Fed slashes interest rates in emergency move

The Federal Reserve slashed interest rates Tuesday as fears about the economic fallout of the coronavirus continued to mount, announcing its biggest single cut since the depths of the 2008 financial crisis.

>> Jeanna SmialekThe New York Times
Published : 3 March 2020, 05:57 PM
Updated : 3 March 2020, 05:57 PM

“The coronavirus poses evolving risks to economic activity,” the Fed said. “In light of these risks and in support of achieving its maximum employment and price stability goals, the Federal Open Market Committee decided today to lower the target range for the federal funds rate.”

The statement on the vote, which was unanimous, also pledged that the Fed “is closely monitoring developments and their implications for the economic outlook and will use its tools and act as appropriate to support the economy.”

Rates are now set in a range of 1% to 1.25%. Jerome H. Powell, the Fed chairman, was scheduled to hold a news conference later Tuesday in Washington, the central bank said.

The move came as economists around the globe were sharply downgrading their economic growth expectations for the year as the coronavirus spreads, idling factories, curtailing travel and quarantining workers. Investors, increasingly nervous that the fallout could plunge the global economy into a recession, looked to central banks, first among them the Fed, to respond decisively to the building threat.

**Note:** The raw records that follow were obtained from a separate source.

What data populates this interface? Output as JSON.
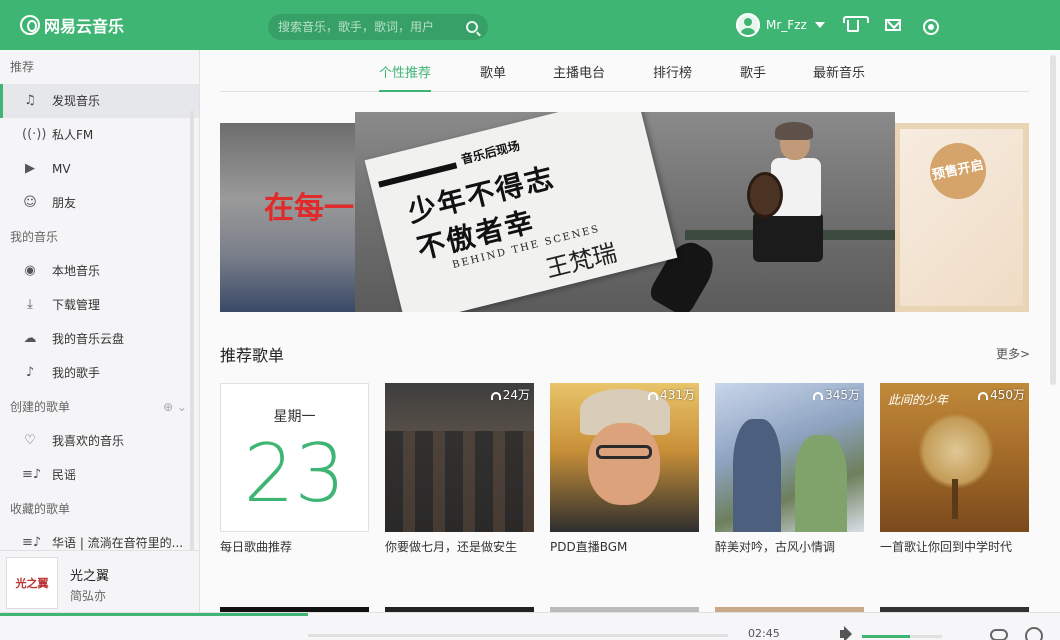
{
  "app": {
    "logo_text": "网易云音乐",
    "search_placeholder": "搜索音乐，歌手，歌词，用户",
    "username": "Mr_Fzz"
  },
  "colors": {
    "accent": "#3fb574",
    "topbar": "#3fb574",
    "sidebar_bg": "#f5f5f7"
  },
  "sidebar": {
    "sections": [
      {
        "title": "推荐",
        "items": [
          {
            "label": "发现音乐",
            "icon": "music-note-icon",
            "active": true
          },
          {
            "label": "私人FM",
            "icon": "radio-icon"
          },
          {
            "label": "MV",
            "icon": "video-icon"
          },
          {
            "label": "朋友",
            "icon": "friends-icon"
          }
        ]
      },
      {
        "title": "我的音乐",
        "items": [
          {
            "label": "本地音乐",
            "icon": "disc-icon"
          },
          {
            "label": "下载管理",
            "icon": "download-icon"
          },
          {
            "label": "我的音乐云盘",
            "icon": "cloud-icon"
          },
          {
            "label": "我的歌手",
            "icon": "singer-icon"
          }
        ]
      },
      {
        "title": "创建的歌单",
        "items": [
          {
            "label": "我喜欢的音乐",
            "icon": "heart-icon"
          },
          {
            "label": "民谣",
            "icon": "playlist-icon"
          }
        ]
      },
      {
        "title": "收藏的歌单",
        "items": [
          {
            "label": "华语 | 流淌在音符里的...",
            "icon": "playlist-icon"
          }
        ]
      }
    ]
  },
  "now_playing": {
    "cover_text": "光之翼",
    "title": "光之翼",
    "artist": "简弘亦",
    "time": "02:45",
    "progress": 0.29,
    "volume": 0.6
  },
  "tabs": [
    "个性推荐",
    "歌单",
    "主播电台",
    "排行榜",
    "歌手",
    "最新音乐"
  ],
  "active_tab": "个性推荐",
  "banner": {
    "left_text": "在每一",
    "tag": "音乐后现场",
    "headline_1": "少年不得志",
    "headline_2": "不傲者幸",
    "subtitle": "BEHIND THE SCENES",
    "signature": "王梵瑞",
    "right_badge": "预售开启"
  },
  "recommend": {
    "title": "推荐歌单",
    "more_label": "更多>",
    "daily": {
      "week": "星期一",
      "day": "23",
      "name": "每日歌曲推荐"
    },
    "playlists": [
      {
        "name": "你要做七月，还是做安生",
        "plays": "24万"
      },
      {
        "name": "PDD直播BGM",
        "plays": "431万"
      },
      {
        "name": "醉美对吟，古风小情调",
        "plays": "345万"
      },
      {
        "name": "一首歌让你回到中学时代",
        "plays": "450万",
        "cover_title": "此间的少年"
      }
    ]
  }
}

US stocks rallied after the Fed said it would cut interest rates. The S&P 500 spiked more than 1% immediately after the cut was announced, turning around a downbeat start to the trading day after a statement from the Group of 7 finance ministers and central bankers did not suggest imminent action.

Emergency rate cuts are not without precedent. The Fed’s move Tuesday echoed a 50-basis-point rate cut it made in October 2008 as markets melted down in the wake of the collapse of Lehman Brothers and another it made earlier that year.

But this time, the central bank moved preemptively — trying to get ahead of the economic problem, rather than waiting until the fallout was more fully realised.

This cut leaves the central bank with limited room to lower rates further should the economy run into danger. Going into the 2007 to 2009 recession, the Fed cut rates from above 5%. Now it will have just four quarter-point moves left at its disposal.